R. Mark Payne, MD

Office: R4-302b

R. Mark Payne, MD

Primary Appointment: Professor of Pediatrics (Division of Cardiology)

Professor of Medical and Molecular Genetics

Professor of Cellular & Integrative Physiology

Director MS Program in Translational Research, CTSI


  • BS:Washington & Lee University
  • MD:University of Texas (Houston)
  • Pediatric Residency and Chief Resident: St. Louis Children’s Hospital, Washington University, St. Louis
  • Fellowship (Pediatric Cardiology): St. Louis Children’s Hospital, Washington University, St. Louis
  • Postdoctorate: Washington University, St. Louis

Research Interest:

The goal of my research is to understand the mechanism(s) underlying metabolic cardiomyopathies of childhood and young adults, and to develop therapies for them. The focus of our lab has been on Friedreich’s Ataxia (FRDA), which is a progressive mitochondrial disorder that causes a severe hypertrophic cardiomyopathy, heart failure, and neuropathy in children and young adults. In this regard, our work has recently been directed at: 1) understanding the basic mechanism(s) whereby loss of frataxin in cardiac mitochondria causes heart failure, 2) developing therapeutic approaches to treating both the heart failure and the neurologic dysfunction of FRDA, and 3) understanding the clinical cardiomyopathy of FRDA, which is unlike the hypertrophic cardiomyopathies typically seen in adult heart disease. We are currently trying to understand the role of mitochondrial protein acetylation in regulation of metabolism in the normal and cardiomyopathic heart. To achieve our goals, we use a combination of biochemistry, molecular and protein biology, and genetically altered mice in the laboratory. These studies are combined with clinical trials and patient data to generate a ‘bench to bedside’ understanding of disease progression in children. Current projects in the lab include:

  • Role of mitochondrial protein acetylation on cardiac metabolism and function.
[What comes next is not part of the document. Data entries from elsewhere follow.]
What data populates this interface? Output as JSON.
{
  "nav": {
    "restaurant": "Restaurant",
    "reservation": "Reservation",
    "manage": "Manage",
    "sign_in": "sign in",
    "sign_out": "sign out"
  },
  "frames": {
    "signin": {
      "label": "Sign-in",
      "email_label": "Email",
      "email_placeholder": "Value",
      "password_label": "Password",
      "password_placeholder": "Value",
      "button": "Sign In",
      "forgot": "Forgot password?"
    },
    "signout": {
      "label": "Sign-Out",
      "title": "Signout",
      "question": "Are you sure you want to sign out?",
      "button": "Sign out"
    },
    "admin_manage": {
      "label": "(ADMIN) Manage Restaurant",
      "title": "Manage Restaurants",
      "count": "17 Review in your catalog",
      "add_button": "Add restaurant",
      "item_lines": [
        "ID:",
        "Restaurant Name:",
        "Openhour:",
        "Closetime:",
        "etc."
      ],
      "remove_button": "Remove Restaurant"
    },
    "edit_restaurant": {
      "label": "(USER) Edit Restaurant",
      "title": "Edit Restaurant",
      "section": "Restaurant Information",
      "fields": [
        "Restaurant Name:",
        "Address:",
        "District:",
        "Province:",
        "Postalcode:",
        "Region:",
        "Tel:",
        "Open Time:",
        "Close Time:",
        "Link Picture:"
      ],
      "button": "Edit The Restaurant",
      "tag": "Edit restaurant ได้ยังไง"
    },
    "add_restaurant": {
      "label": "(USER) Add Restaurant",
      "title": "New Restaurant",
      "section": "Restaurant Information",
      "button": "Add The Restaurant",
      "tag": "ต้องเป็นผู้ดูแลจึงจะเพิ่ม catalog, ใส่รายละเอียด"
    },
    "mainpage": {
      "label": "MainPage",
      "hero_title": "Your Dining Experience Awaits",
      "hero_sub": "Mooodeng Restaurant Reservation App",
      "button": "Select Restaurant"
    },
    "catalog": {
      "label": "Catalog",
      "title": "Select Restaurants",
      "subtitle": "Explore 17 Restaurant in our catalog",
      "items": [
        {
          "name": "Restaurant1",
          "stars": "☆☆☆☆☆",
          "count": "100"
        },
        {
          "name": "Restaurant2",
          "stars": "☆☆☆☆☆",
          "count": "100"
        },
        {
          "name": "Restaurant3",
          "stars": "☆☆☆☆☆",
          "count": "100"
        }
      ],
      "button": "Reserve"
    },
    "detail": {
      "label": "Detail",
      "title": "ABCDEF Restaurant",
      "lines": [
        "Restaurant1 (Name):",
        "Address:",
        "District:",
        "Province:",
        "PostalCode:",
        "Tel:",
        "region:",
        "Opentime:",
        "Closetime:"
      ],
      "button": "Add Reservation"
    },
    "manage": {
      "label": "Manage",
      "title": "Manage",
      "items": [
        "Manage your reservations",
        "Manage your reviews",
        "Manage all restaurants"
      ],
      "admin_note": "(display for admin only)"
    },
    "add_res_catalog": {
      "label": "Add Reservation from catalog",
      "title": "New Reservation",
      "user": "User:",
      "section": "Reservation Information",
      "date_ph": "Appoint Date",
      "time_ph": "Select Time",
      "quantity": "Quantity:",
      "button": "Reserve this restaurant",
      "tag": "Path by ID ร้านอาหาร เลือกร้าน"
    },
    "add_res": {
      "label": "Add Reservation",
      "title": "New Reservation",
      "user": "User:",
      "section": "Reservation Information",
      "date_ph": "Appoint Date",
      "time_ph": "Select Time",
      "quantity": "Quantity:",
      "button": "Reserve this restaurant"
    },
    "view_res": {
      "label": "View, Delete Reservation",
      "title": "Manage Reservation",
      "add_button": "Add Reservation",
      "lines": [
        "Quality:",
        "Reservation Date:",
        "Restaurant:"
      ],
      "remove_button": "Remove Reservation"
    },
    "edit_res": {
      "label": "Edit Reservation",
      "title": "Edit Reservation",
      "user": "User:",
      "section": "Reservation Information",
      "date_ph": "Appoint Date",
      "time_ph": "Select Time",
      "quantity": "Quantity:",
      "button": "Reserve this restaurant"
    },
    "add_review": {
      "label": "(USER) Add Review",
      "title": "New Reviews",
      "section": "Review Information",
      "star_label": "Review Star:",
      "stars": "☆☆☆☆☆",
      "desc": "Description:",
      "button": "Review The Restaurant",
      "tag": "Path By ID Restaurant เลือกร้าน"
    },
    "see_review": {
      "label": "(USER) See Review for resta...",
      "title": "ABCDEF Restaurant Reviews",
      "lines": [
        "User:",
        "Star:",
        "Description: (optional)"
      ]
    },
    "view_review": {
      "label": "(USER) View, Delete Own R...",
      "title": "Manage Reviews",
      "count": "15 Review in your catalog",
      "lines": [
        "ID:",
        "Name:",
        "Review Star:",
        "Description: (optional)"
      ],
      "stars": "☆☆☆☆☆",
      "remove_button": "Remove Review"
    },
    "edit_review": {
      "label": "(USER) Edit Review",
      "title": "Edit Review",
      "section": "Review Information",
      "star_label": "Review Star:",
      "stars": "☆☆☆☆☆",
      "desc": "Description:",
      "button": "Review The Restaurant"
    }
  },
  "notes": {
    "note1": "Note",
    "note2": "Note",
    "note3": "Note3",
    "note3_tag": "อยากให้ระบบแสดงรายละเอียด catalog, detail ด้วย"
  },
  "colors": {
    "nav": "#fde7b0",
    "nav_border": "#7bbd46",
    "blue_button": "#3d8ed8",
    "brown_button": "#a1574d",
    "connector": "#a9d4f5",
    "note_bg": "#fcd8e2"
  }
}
The loss of frataxin in the FRDA heart causes extensive mitochondrial protein acetylation resulting in loss of energy generation and cardiomyopathy. This project makes heavy use of genetically altered mice, cardiac physiology, and mouse echocardiography.
  • Development of cell penetrant peptides for enzyme replacement therapy of mitochondrial proteins. We have developed a cell penetrant mitochondrial-targeting peptide that will deliver a protein cargo to mitochondria in vivo. This project makes heavy use of molecular biology, protein expression and purification, and genetically altered mice.
  • Identification and development of cardiac specific biomarkers for children with cardiomyopathy. This project makes extensive use of clinically derived patient reagents (blood) and data, investigative imaging technologies (PET scanning), and basic laboratory technologies.
  • Understanding cell signaling events in FRDA. This project makes extensive use of cell culture to determine relevant gene expression profiles in fibroblasts and IPS cells from patients with FRDA.
  • Intermediate filament phosphorylation in Giant Axonal Neuropathy. This project studies the RAS signaling pathway in a rare neurologic disease of childhood, Giant Axonal Neuropathy. Extensive cell culture of human fibroblasts, and molecular biology techniques are used in this project.

A key objective in the lab is to develop collaborations that will more rapidly advance our understanding of the basic events underlying the cardiomyopathy of FRDA, and lead to new treatment and diagnostic paradigms for rare diseases of childhood.